Toutefois, et malgré ces défis, les États-Unis pourraient être en mesure d’atteindre leurs objectifs dans l’Est de la République démocratique du Congo. Ils ont déjà financé un projet ferroviaire reliant les mines de Zambie et du sud-est du Congo au port de Lobito en Angola. Ce projet vise à renforcer les approvisionnements américains et à contrer l’influence chinoise.

Malgré les difficultés, les responsables américains et congolais cherchent un terrain d’entente pour parvenir à un accord final. C’est ce qu’a exprimé mardi 11 mars dernier, la porte-parole de la présidence congolaise, Tina Salama, qui a déclaré que les négociations progressent dans la bonne direction et qu’elles attendent leur conclusion, pour pouvoir révéler leur contenu.

Pour certains, ces discussions se déroulent à un moment de fragilité politique croissante dans le pays, et la position de Tshisekedi apparaissait vulnérable aux yeux de ses adversaires politiques, qui cherchent à exploiter cette situation à leur avantage.

Quant au Directeur du cabinet de conseil JS Held, Indigo Ellis, il a décrit l’accord proposé comme une « démarche désespérée », affirmant que ceux qui le proposaient essayaient de trouver un moyen d’attirer l’attention des États-Unis.

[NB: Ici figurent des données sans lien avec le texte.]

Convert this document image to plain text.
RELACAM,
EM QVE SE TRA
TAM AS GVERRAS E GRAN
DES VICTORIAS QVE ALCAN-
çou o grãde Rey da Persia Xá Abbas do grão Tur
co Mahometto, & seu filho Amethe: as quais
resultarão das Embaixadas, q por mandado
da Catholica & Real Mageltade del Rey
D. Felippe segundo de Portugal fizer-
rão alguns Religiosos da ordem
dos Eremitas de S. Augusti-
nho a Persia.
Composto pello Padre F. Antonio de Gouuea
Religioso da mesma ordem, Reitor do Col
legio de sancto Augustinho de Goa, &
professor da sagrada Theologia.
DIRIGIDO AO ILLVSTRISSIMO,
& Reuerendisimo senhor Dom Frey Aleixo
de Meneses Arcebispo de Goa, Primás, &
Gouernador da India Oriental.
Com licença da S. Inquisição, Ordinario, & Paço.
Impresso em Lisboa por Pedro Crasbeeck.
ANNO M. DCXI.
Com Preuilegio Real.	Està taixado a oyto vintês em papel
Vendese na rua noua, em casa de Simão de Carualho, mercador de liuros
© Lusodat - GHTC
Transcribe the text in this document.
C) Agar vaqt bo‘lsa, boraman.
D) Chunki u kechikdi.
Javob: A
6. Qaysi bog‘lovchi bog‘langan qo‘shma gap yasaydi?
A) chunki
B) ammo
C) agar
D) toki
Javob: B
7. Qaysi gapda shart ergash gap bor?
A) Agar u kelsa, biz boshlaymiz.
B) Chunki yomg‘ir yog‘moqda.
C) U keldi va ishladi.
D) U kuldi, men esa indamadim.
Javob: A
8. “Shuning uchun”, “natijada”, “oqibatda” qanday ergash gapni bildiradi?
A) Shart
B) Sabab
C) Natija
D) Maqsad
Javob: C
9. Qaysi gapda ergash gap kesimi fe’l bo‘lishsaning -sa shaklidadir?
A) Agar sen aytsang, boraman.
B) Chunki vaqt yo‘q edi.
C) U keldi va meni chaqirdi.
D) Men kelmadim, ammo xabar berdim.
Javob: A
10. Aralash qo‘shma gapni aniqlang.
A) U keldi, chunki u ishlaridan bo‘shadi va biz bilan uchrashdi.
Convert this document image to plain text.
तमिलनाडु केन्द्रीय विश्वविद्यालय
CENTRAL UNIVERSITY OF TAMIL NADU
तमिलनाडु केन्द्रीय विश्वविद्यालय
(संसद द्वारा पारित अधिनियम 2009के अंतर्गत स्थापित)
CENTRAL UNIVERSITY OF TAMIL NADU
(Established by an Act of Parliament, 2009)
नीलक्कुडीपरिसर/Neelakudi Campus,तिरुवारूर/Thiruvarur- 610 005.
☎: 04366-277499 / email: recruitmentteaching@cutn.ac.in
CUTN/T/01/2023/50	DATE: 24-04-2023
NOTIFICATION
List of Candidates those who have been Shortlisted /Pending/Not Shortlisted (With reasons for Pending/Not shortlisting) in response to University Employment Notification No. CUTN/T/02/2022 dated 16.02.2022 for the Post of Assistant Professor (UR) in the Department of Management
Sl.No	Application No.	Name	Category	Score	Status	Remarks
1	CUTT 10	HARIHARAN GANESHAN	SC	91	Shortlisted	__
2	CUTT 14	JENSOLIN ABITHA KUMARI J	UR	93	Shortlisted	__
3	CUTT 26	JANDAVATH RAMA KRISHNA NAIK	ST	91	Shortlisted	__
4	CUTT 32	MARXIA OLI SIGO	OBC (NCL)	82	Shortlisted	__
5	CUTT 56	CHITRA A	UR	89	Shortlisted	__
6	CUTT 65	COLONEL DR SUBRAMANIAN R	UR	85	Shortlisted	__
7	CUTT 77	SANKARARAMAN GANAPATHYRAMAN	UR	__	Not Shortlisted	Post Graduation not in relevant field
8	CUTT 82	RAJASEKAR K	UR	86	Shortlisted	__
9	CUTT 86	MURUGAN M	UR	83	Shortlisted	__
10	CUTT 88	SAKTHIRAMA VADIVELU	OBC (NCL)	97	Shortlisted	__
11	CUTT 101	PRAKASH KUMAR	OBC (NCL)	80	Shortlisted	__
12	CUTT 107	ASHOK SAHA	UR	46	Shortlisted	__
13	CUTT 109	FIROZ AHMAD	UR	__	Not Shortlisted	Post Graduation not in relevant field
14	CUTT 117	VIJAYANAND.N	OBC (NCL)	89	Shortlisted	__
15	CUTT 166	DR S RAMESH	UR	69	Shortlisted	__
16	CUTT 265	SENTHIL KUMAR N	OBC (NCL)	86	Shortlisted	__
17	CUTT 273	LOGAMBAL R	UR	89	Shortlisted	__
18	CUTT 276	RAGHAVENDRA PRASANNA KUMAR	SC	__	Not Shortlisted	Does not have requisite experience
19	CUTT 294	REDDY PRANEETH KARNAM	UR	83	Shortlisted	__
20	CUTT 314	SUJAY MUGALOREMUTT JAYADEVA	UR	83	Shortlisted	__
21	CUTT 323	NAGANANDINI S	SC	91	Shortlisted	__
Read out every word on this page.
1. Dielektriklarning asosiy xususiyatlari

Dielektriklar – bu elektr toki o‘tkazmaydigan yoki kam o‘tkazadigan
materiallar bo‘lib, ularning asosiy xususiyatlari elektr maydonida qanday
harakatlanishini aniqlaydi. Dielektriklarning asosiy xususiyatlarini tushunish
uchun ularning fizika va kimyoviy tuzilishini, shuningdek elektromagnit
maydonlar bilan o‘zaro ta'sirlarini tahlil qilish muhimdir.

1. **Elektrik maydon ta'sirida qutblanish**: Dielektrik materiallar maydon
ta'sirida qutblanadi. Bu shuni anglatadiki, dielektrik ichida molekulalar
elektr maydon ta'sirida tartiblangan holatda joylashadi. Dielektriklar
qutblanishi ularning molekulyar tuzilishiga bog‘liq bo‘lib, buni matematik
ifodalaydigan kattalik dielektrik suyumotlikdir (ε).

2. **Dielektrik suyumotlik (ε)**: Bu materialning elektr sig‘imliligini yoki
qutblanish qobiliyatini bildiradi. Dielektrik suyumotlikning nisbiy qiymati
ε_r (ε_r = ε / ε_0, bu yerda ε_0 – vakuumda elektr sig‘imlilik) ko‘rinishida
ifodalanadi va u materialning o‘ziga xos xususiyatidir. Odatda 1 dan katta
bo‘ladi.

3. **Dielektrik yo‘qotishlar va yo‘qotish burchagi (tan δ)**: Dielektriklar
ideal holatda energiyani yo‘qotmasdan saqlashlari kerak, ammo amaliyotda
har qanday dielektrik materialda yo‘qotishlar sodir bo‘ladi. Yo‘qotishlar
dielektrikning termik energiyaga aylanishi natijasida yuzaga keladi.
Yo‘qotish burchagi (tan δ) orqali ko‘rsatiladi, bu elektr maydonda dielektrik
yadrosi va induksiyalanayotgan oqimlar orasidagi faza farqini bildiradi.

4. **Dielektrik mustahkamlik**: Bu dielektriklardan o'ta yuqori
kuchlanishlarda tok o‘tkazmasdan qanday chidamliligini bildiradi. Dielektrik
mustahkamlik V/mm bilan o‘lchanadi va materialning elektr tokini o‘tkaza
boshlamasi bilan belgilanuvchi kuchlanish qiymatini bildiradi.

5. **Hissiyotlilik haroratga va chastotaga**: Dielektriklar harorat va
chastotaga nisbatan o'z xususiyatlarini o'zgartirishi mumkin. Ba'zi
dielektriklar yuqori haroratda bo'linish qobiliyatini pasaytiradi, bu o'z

La Maison Blanche a refusé de commenter ces discussions.

• La Chine dans la lorgnette de Donald Trump

L’implication des États-Unis en République démocratique du Congo devrait renforcer la position de Washington contre l’influence chinoise, car les entreprises chinoises dominent déjà la plupart des principales extractions minières du pays.

« Alors que la Chine a historiquement dominé les chaînes d’approvisionnement en minéraux en République démocratique du Congo, la récente transition politique menée par le président Tshisekedi offre une rare opportunité aux États-Unis d’établir une chaîne d’approvisionnement directe et éthique ». C’est ce qu’on pouvait lire dans la lettre adressée au Secrétaire d’État Marco Rubio, nommé récemment administrateur par intérim de l’Agence des États-Unis pour le développement international (USAID).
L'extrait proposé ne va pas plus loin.